Too many traders falsely assume that there is one “correct” style of trading and that in order to become successful, they must simply copy the trading style of another successful trader. The reality, however, is that no two successful traders share identical trading styles. Far from being a cookie-cutter approach to understanding and exploiting opportunities in the markets, a trading style is something inherently personal. Your trading style will reflect your preferences and strengths.
Successful traders develop their trading styles in order to specialize and gain expertise. Think of iconic basketball personality Dennis Rodman. While Rodman was a subpar offensive player, he excelled as a rebounder and defender and was thus a key contributor on many championship teams. Just as you will do in developing your trading style, Rodman focused on his strengths instead of trying to blindly mimic others.
A large determinant of your ultimate success as a trader will depend on your ability to develop a trading style that speaks to your strengths. Use the following five questions as starting points in finding and defining your own personal trading style:
1. Which Stocks Do You Like To Trade?
Stocks have different characteristics and behave differently based on their price, volatility, and liquidity. Your choice of which stocks to focus on will play a big role in determining your trading style.
Some traders prefer trading volatile low-priced stocks, while others focus their attention on high-flying stocks such as AAPL or PCLN. Some traders prefer focusing on stocks in a particular sector, while others will stock-hunt throughout the day in order to find good stocks. Use your trading results to determine which stocks you have success trading and which stocks you should avoid.
2. How Long Do You Hold Your Trades?
Another key component of your trading style is how long you hold your average trade. Some traders prefer taking advantage of quick, small movements in stocks and thus adopt a scalping style, holding positions from a few seconds to a few minutes. Others take a longer-term position trading approach and hold trades for many hours, seeking to take advantage of extended price movements.
Your holding time will also affect how you view trading opportunities as well. Scalpers might find opportunities in stocks that position traders may avoid, while position traders might find opportunities on a longer timeframe than a scalper would look at.
3. What Causes You To Enter A Trade?
While experienced traders will have a playbook of trades that they use, developing traders should focus on a few setups that make sense to them. These core setups will be a key element in your trading strategy.
For example, some traders focus on buying strong stocks when they pull back to trendlines. Others may prefer trading breakout or breakdown trades, seeking to take advantage of the resulting momentum. Still other traders may prefer counter-trend trades to play a reversion to the mean.
Whichever core setups you focus on, you’ll be scanning through your universe of stocks looking for those opportunities. Be sure your core setups make sense to you and that you know how to execute them efficiently.
4. How Do You Manage Your Positions?
Your position management techniques will also play a role in determining your overall trading style. Remember that trading isn’t simply a binary buy/sell decision and that position management skills will allow you to maximize your profits on winning trades while limiting your downside on losing trades.

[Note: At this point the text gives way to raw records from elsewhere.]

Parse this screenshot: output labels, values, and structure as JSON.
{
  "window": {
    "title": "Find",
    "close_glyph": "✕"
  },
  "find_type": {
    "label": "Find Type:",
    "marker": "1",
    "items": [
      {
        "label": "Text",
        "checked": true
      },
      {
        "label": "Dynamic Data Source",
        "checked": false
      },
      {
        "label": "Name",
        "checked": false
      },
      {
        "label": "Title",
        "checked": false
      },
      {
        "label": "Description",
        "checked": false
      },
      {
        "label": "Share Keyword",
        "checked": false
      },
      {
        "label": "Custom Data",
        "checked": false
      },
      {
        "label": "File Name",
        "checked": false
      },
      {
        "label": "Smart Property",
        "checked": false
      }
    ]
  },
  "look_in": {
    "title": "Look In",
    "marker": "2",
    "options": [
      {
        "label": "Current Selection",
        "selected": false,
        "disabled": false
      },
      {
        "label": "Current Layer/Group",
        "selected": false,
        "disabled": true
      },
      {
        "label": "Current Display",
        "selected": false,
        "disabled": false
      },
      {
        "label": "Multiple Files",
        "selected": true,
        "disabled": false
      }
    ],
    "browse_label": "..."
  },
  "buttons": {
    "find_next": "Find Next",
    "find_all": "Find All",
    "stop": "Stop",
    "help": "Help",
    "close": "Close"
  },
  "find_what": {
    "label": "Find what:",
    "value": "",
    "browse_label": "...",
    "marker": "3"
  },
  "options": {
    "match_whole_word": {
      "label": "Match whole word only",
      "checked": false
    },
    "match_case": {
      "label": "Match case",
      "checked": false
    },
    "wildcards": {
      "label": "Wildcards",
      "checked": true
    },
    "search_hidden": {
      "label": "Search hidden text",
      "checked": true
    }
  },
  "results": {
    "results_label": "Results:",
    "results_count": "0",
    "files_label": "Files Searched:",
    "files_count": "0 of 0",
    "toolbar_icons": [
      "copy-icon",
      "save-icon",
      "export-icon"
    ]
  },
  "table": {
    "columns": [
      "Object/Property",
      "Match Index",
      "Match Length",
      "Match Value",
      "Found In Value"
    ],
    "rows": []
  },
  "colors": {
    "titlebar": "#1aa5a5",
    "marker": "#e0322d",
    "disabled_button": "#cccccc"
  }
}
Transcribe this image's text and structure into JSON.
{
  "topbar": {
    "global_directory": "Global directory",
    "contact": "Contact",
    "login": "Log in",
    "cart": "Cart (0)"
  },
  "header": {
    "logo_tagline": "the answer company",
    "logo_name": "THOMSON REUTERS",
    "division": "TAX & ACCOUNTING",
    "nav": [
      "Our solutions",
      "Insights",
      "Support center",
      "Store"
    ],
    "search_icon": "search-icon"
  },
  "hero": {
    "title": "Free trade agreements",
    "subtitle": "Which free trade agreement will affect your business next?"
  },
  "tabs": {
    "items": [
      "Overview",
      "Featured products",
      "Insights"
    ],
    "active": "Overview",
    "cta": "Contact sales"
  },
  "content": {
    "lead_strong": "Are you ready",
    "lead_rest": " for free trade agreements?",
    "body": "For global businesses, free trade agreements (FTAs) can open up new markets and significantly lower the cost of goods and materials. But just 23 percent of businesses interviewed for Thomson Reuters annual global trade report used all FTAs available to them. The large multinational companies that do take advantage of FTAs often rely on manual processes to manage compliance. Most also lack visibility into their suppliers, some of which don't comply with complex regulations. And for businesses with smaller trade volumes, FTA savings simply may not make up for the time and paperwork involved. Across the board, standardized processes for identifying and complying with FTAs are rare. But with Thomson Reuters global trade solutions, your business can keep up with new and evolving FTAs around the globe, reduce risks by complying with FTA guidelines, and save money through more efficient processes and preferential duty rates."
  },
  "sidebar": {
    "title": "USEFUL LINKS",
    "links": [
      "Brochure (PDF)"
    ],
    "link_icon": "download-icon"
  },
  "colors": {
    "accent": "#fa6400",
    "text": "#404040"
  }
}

You should determine how you will decide your position sizes for your trades, as well as what factors will cause you to add size on a winning trade. Some traders prefer establishing smaller positions and then only increasing their size while in the money, while others prefer trading larger initial positions and not adding on during trades.
5. How Do You Exit Your Positions?
Just as your entry criteria play a role in your overall trading style, so too does how you exit your trades. In fact, this may be the area most developing traders overlook as they’re so focused on finding ideal entry points for their positions.
You may find that you prefer exiting your trades all at once when a given profit target is hit, or perhaps you may instead prefer to get out of a portion of your position for a scalp while holding on to the rest for a position trade. You can see how your exit preferences will also affect your average holding time as well.
Summary
While this isn’t a complete overview of all the components that will make up your trading style, these five questions will help you to narrow down your strengths so that you can focus your attention on them. Finding your trading style should be a natural process of reviewing your results and continuing to do what works for you, while eliminating what doesn’t. While it’s always wise to work on your weaknesses, developing traders progress along their learning curve when they find a trading style that emphasizes their strengths.